According to data obtained from the source – the New York Department of Financial Services itself – the financial regulator has only responded to 9 of 36 BitLicense applications submitted since 2015. Five have been denied, four have been approved, the rest are still going through the process.
Fortune writer Robert Hackett became interested in the question after a speech given by Erik Voorhees which lambasted New York State’s regulatory approach to cryptocurrency and said that only four companies had received approval, making it “an absolute failure.” Hackett wanted to know if this figure was true and if so, how many applications the agency was fielding.
In the time since Voorhees’ original statements at the 2018 Consensus Conference (early May), an additional six applications have been approved. Voorhees’ ShapeShift and several other companies decided to forfeit the right to do business in New York State rather than fill out a request to continue doing the business they were already doing.

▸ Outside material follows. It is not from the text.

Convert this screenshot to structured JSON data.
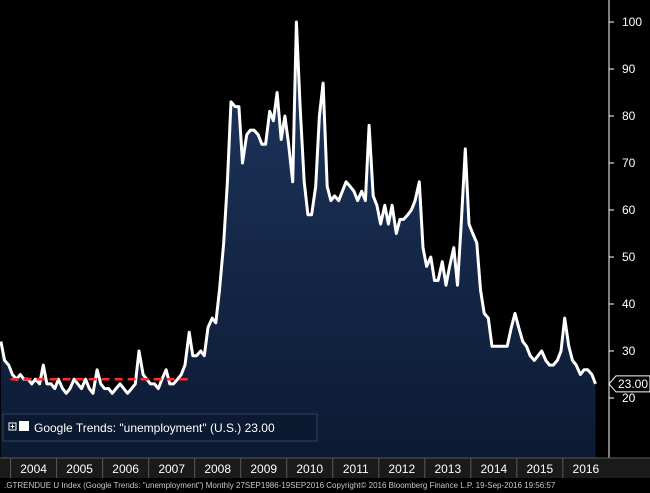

Another notable exchange that left was Kraken, which made bold statements in regards to its feelings toward the regulatory attempts.
New York State is one of the most populous in the United States and home to the nation’s financial center, Wall Street, but the BitLicense seems to have so far had a tremendous slowdown effect on the state’s blockchain industry. Added to all the other hurdles that are associated with running a crypto business, including dealing with fast-paced changes in exchange rates as well as an often-confusing tax situation, the BitLicense may seem like just too much for many businesses.
Hackett says that if the current pace of approvals is kept up, NYDFS will give its blessing to another 12 Bitcoin businesses in 2019. Meanwhile several booms and busts have come and gone for crypto.
Little is known as to the reasoning for the slowness of the process. Its architect, Ben Lawsky, has since left the agency and joined Ripple.
A business model could be entirely eaten up by other jurisdictions in the time it takes a pending application to get approved. The result is that New York cannot by any stretch be considered a friendly place for crypto businesses to operate, and the sentiments of Erik Voorhees and Kraken’s Jesse Powell demonstrate as much. The irony of government paperwork slowing down development of a technology like the blockchain is hard to understate – it is the inefficient nature of government bureaucracy itself that some applications of the blockchain could heal, its own approval processes seeming to generate use cases by the handful.